One of those GMs, Chris Wallace of the Boston Celtics, didn’t think Joe would be available when the Celtics chose 10th in the first round of the 2001 draft. But he was, and Wallace snapped him up immediately.
“I saw Joe play Alabama in Tuscaloosa the year we drafted him” said Wallace, now GM of the Memphis Grizzlies. “He stood out, because of his size, ball-handling ability, his versatility. There was hardly anybody else in college basketball with his size that could score and make plays for his teammates.”
Joe started his rookie season as runner-up for Rookie of the Month honors in November. But when the Celtics decided to play mostly veterans and when the organization decided it didn’t want to pay luxury tax, the team wanted to dump Joe’s salary. So they traded him to Phoenix a couple of months late in February just before the trade deadline.
“The trade was the best thing that happened to Joe,” Wallace said. “Going to Phoenix gave him a launch. He got all-star recognition, has become one of the best players at his position in the NBA and made a ton of money in the process. You can’t beat that.”
In seven seasons at Atlanta through last year, Joe established himself as one of the league most clutch shooters. His one-on-one moves to free himself for big shots just before the shot clock expires earned him the nickname “Iso Joe,” since his team would clear out a side of the court so he could isolate a defender.
In his latest NBA gig with the Nets, it took Joe two months to adapt to his first new team since 2005-06. But ever since PJ Carlisemo replaced Avery Johnson as coach on Dec. 27, Joe has found his niche again with the Nets going 12-2 heading into Friday’s game at Memphis.
He hit a stepback three at the buzzer in December to give the Nets a double overtime win over Detroit. He scorched Oklahoma City, the league’s best team so far this year, for 33 points in early January in a 110-93 road victory.
“It was unfamiliar territory for me,” Joe says of being traded. “I had to feel my way into a blind situation, what the coaches and players expected of me.

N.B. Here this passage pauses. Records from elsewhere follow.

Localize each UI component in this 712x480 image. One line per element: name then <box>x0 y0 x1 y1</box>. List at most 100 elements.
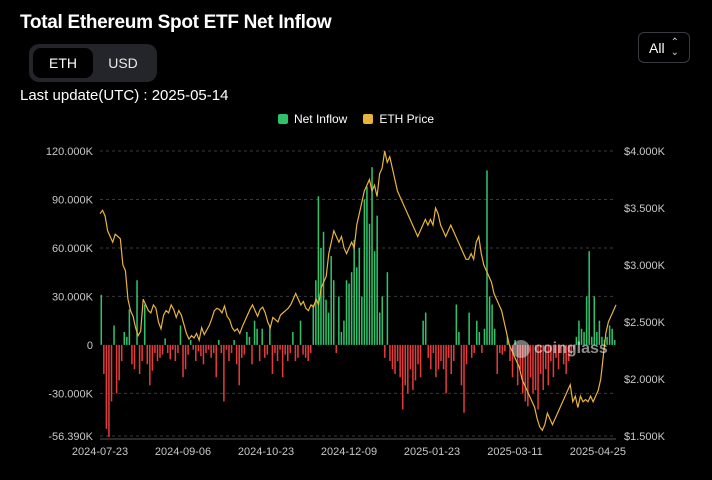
bar-154 <box>493 328 496 345</box>
bar-165 <box>522 344 524 394</box>
bar-82 <box>309 344 312 353</box>
bar-72 <box>284 344 286 355</box>
bar-132 <box>437 344 440 370</box>
legend-item-eth-price[interactable]: ETH Price <box>363 112 434 126</box>
bar-191 <box>588 251 590 345</box>
bar-104 <box>366 186 368 345</box>
x-tick-4: 2025-01-23 <box>404 446 460 458</box>
bar-159 <box>506 336 509 345</box>
bar-13 <box>133 344 136 370</box>
bar-46 <box>218 340 220 345</box>
coinglass-watermark: coinglass <box>512 340 608 358</box>
bar-92 <box>335 344 338 353</box>
x-tick-0: 2024-07-23 <box>72 446 128 458</box>
bar-95 <box>343 320 345 345</box>
bar-128 <box>427 344 430 358</box>
bar-172 <box>539 344 542 374</box>
y-left-tick-5: -30.000K <box>48 388 93 400</box>
bar-94 <box>340 331 343 345</box>
bar-149 <box>481 344 483 353</box>
bar-41 <box>205 344 207 353</box>
eth-price-line <box>99 150 617 432</box>
unit-toggle: ETH USD <box>29 44 157 82</box>
bar-69 <box>276 344 279 362</box>
x-tick-2: 2024-10-23 <box>238 446 294 458</box>
bar-85 <box>317 196 320 345</box>
y-right-tick-5: $1.500K <box>624 431 666 443</box>
bar-121 <box>409 344 412 370</box>
bar-151 <box>486 170 488 345</box>
bar-110 <box>381 296 384 345</box>
bar-168 <box>529 344 532 378</box>
bar-135 <box>445 344 447 394</box>
bar-127 <box>424 312 427 345</box>
bar-164 <box>519 344 521 370</box>
legend-item-net-inflow[interactable]: Net Inflow <box>277 112 347 126</box>
bar-157 <box>501 344 504 355</box>
bar-15 <box>138 344 141 374</box>
bar-178 <box>555 344 557 358</box>
bar-99 <box>353 239 355 345</box>
bar-19 <box>149 344 151 386</box>
bar-188 <box>580 328 583 345</box>
bar-40 <box>202 344 205 365</box>
bar-161 <box>511 344 514 378</box>
bar-109 <box>378 312 381 345</box>
bar-122 <box>412 344 414 391</box>
bar-2 <box>105 344 108 429</box>
bar-34 <box>187 344 189 355</box>
bar-170 <box>534 344 537 391</box>
range-select[interactable]: All ⌃ ⌄ <box>638 32 690 63</box>
bar-173 <box>542 344 544 391</box>
bar-6 <box>115 344 118 394</box>
bar-49 <box>225 344 228 350</box>
bar-48 <box>223 344 225 402</box>
y-right-tick-1: $3.500K <box>624 203 666 215</box>
unit-eth-button[interactable]: ETH <box>33 48 93 78</box>
bar-8 <box>120 344 123 362</box>
bar-130 <box>432 344 435 353</box>
bar-11 <box>128 309 131 345</box>
bar-113 <box>389 344 391 362</box>
bar-79 <box>302 344 304 355</box>
bar-119 <box>404 344 407 386</box>
bar-89 <box>327 312 330 345</box>
bar-61 <box>256 328 258 345</box>
bar-111 <box>384 344 386 358</box>
bar-14 <box>136 280 138 345</box>
bar-80 <box>304 344 307 358</box>
bar-78 <box>299 320 302 345</box>
bar-123 <box>414 344 417 381</box>
bar-30 <box>177 344 179 353</box>
bar-16 <box>141 344 143 362</box>
bar-35 <box>189 340 192 345</box>
y-right-tick-3: $2.500K <box>624 317 666 329</box>
bar-56 <box>243 344 246 355</box>
bar-190 <box>585 296 588 345</box>
bar-106 <box>371 167 373 345</box>
bar-102 <box>361 296 363 345</box>
bar-186 <box>575 336 578 345</box>
bar-145 <box>470 344 473 358</box>
y-right-tick-4: $2.000K <box>624 374 666 386</box>
bar-81 <box>307 344 309 362</box>
unit-usd-button[interactable]: USD <box>108 55 138 71</box>
bar-147 <box>476 320 478 345</box>
bar-17 <box>143 304 146 345</box>
bar-100 <box>355 267 358 345</box>
bar-43 <box>210 344 212 358</box>
bar-32 <box>182 344 184 378</box>
bar-77 <box>297 344 299 358</box>
bar-116 <box>396 344 399 362</box>
y-left-tick-4: 0 <box>87 340 93 352</box>
last-update-text: Last update(UTC) : 2025-05-14 <box>20 87 229 104</box>
bar-91 <box>332 280 335 345</box>
bar-71 <box>281 344 284 378</box>
bar-45 <box>215 344 217 378</box>
bar-31 <box>179 325 182 345</box>
bar-156 <box>499 344 501 353</box>
bar-67 <box>271 344 274 374</box>
bar-59 <box>251 344 253 365</box>
bar-5 <box>113 325 115 345</box>
bar-86 <box>320 247 322 345</box>
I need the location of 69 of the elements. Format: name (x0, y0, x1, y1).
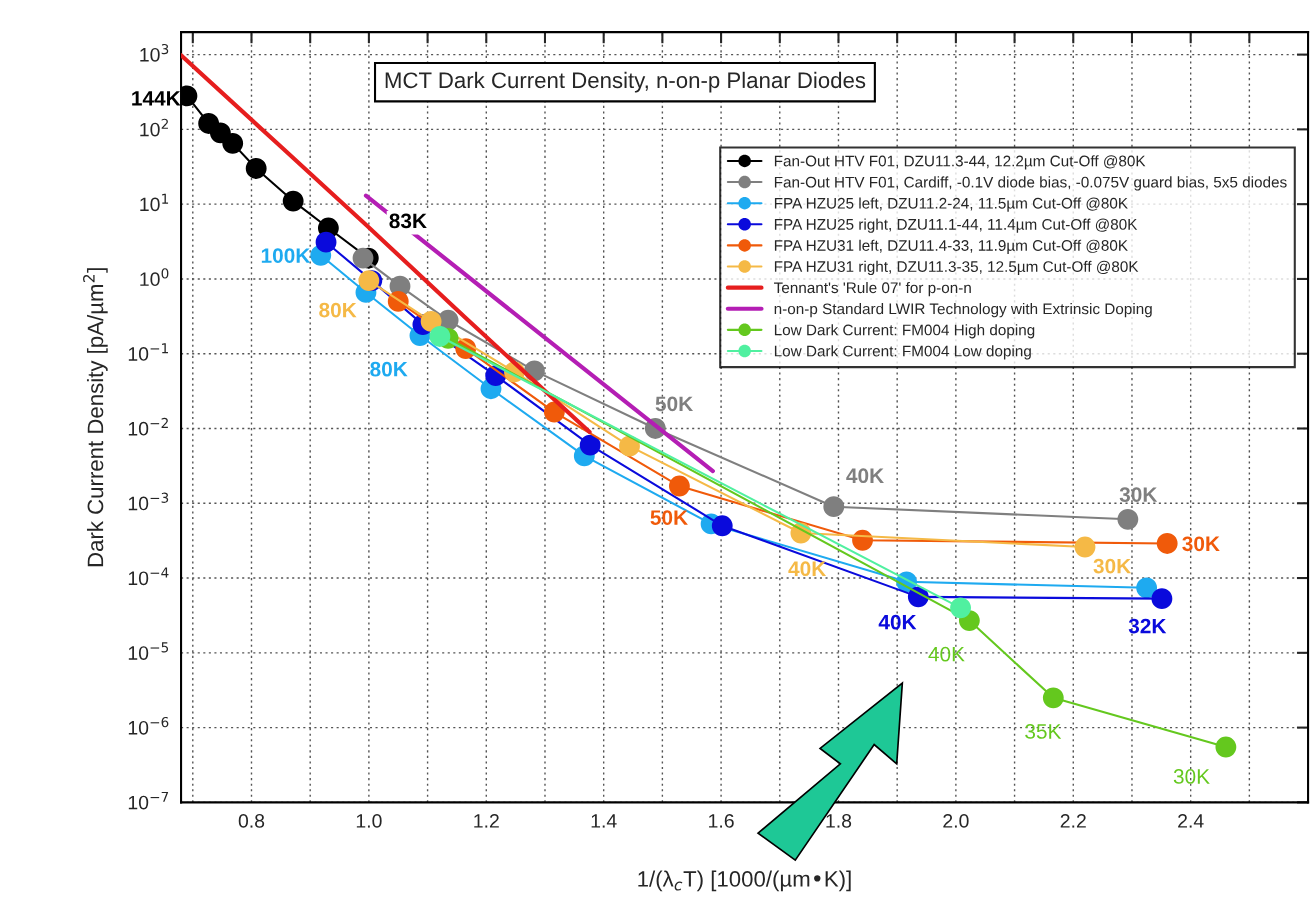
point (1117, 508, 1139, 530)
annotation: 50K (655, 396, 694, 412)
y-tick-label: 10$^{−1}$ (128, 343, 168, 361)
point (1042, 687, 1064, 709)
annotation: 35K (1025, 724, 1062, 739)
x-tick-label: 2.4 (1178, 814, 1204, 828)
annotation: 30K (1093, 558, 1132, 574)
point (429, 326, 451, 347)
point (420, 311, 442, 332)
y-tick-label: 10$^{−2}$ (128, 417, 168, 436)
legend-label: FPA HZU25 left, DZU11.2-24, 11.5µm Cut-Off @80K (774, 197, 1128, 212)
annotation: 30K (1173, 769, 1210, 784)
annotation: 32K (1128, 618, 1167, 634)
legend-label: Fan-Out HTV F01, DZU11.3-44, 12.2µm Cut-Off @80K (774, 155, 1146, 170)
point (1074, 536, 1096, 558)
annotation: 144K (132, 91, 181, 106)
legend-label: Low Dark Current: FM004 High doping (774, 324, 1035, 339)
x-tick-label: 1.4 (591, 814, 617, 828)
point (315, 231, 337, 253)
annotation: 40K (788, 561, 827, 577)
point (1156, 533, 1178, 554)
point (1215, 736, 1237, 758)
legend-label: FPA HZU31 left, DZU11.4-33, 11.9µm Cut-Off @80K (774, 239, 1128, 254)
legend-label: Tennant's 'Rule 07' for p-on-n (774, 281, 971, 297)
point (1151, 588, 1173, 610)
x-axis-title: 1/(λ$_{c}$T) [1000/(µm•K)] (638, 870, 851, 892)
x-tick-label: 1.0 (356, 814, 382, 828)
annotation: 83K (389, 213, 427, 229)
legend-label: Fan-Out HTV F01, Cardiff, -0.1V diode bias, -0.075V guard bias, 5x5 diodes (774, 176, 1287, 191)
x-tick-label: 0.8 (238, 814, 265, 828)
point (579, 434, 601, 456)
annotation: 30K (1119, 487, 1158, 503)
y-tick-label: 10$^{−5}$ (128, 642, 169, 660)
point (823, 496, 845, 518)
legend-label: Low Dark Current: FM004 Low doping (774, 345, 1031, 360)
y-tick-label: 10$^{2}$ (140, 118, 168, 137)
y-tick-label: 10$^{0}$ (140, 268, 169, 287)
text: MCT Dark Current Density, n-on-p Planar Diodes (385, 71, 866, 93)
annotation: 30K (1182, 536, 1220, 552)
x-tick-label: 2.2 (1060, 814, 1086, 828)
y-axis-title: Dark Current Density [pA/µm$^{2}$] (83, 268, 108, 567)
y-tick-label: 10$^{−3}$ (128, 492, 169, 511)
annotation: 40K (928, 646, 965, 662)
y-tick-label: 10$^{−6}$ (128, 716, 169, 735)
annotation: 50K (650, 510, 688, 525)
point (711, 515, 733, 537)
y-tick-label: 10$^{3}$ (140, 43, 169, 62)
annotation: 80K (319, 302, 357, 318)
point (222, 132, 244, 154)
legend-label: FPA HZU31 right, DZU11.3-35, 12.5µm Cut-Off @80K (774, 260, 1139, 276)
annotation: 80K (370, 361, 408, 377)
point (245, 158, 267, 179)
point (352, 247, 374, 269)
point (950, 597, 971, 619)
x-tick-label: 1.2 (474, 814, 499, 828)
x-tick-label: 1.6 (709, 814, 734, 828)
y-tick-label: 10$^{1}$ (140, 193, 169, 212)
annotation: 100K (261, 248, 311, 263)
x-tick-label: 1.8 (826, 814, 852, 828)
point (668, 475, 690, 497)
point (1136, 577, 1158, 599)
annotation: 40K (878, 614, 917, 630)
y-tick-label: 10$^{−4}$ (128, 567, 169, 586)
legend-label: n-on-p Standard LWIR Technology with Extrinsic Doping (774, 303, 1152, 318)
legend-label: FPA HZU25 right, DZU11.1-44, 11.4µm Cut-Off @80K (774, 218, 1138, 233)
point (282, 190, 304, 212)
annotation: 40K (846, 468, 884, 484)
x-tick-label: 2.0 (943, 814, 969, 828)
y-tick-label: 10$^{−7}$ (128, 791, 169, 810)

For the first two months, it was feel (point guard) Darren (Williams) out, feel (center) Brooke (Lopez) out, feel the coaches out. I didn’t quite know what my spots on the court would be.
“When you go through a change like that, it takes awhile to find your role. In January, we regained our confidence and we pretty much all know our roles.”
Opposing coaches like the Grizzlies’ Lionel Hollins, say Joe looks like the same ‘ol Joe.
“Go back and watch that ESPN special on him when he was in high school (at Little Rock Central),” Hollins says. “He’s still that 6-7 kid who can shoot, pound the ball and play one-on-one. That’s his game and it works.”